China: PMIs suggest moderation in momentum in Q1
The latest PMI figures suggest that growth momentum may have moderated somewhat in January. We expect a pick-up in Chinese growth in Q2.
China’s official manufacturing purchasing manager index (PMI) came in at 51.3 in January, down slightly from December (51.6). The Markit PMI (also known as the Caixin PMI) stayed at 51.5, the same as in the previous month. Meanwhile, the official non-manufacturing PMI rose slightly in January. The official composite index, which is a weighted average of the manufacturing and non-manufacturing indices, remained unchanged.

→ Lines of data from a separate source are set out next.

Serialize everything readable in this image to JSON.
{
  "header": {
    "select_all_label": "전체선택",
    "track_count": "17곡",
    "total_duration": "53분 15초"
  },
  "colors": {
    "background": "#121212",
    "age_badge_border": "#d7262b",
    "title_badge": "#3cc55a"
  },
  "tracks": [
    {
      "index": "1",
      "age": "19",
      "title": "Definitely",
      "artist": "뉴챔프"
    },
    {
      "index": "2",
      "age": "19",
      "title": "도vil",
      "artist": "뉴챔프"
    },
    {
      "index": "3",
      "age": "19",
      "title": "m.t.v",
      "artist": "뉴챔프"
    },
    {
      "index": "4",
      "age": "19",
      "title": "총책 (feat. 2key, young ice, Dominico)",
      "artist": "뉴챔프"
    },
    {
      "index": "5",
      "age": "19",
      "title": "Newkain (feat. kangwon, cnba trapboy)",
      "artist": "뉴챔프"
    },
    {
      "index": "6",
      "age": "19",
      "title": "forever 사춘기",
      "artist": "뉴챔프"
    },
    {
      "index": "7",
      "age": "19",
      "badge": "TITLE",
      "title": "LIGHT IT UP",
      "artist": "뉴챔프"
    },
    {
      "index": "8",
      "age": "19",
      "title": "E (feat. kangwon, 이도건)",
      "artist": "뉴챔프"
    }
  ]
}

These mixed PMI figures suggest that growth momentum in the Chinese economy, particularly in the manufacturing sector, may have moderated somewhat in the early weeks of 2018, although the service sectors have been fairly stable.
The new export orders sub-index declined significantly in January, to 49.5, after having risen strongly (to 51.9) in December. In our view, this drop can largely be explained by seasonal factors such as Christmas orders.
Domestic demand is showing continued signs of slowdown in Q1 as the growth in fixed-asset investment declines and the government strengthens the enforcement of environmental standards.
Looking ahead, we expect Chinese growth to decline moderately in 2018 after a strong 2017. Q1 could be soft due to the special environment-related policy measures, but as the impact of these policies fades, growth momentum may start to pick up again in Q2. Overall, we still expect the Chinese economy to remain resilient in 2018 on buoyant global demand and solid domestic consumption. We recently revised up our Chinese GDP forecast for 2018 to 6.5% from 6.3%. The latest PMI release does not change our view.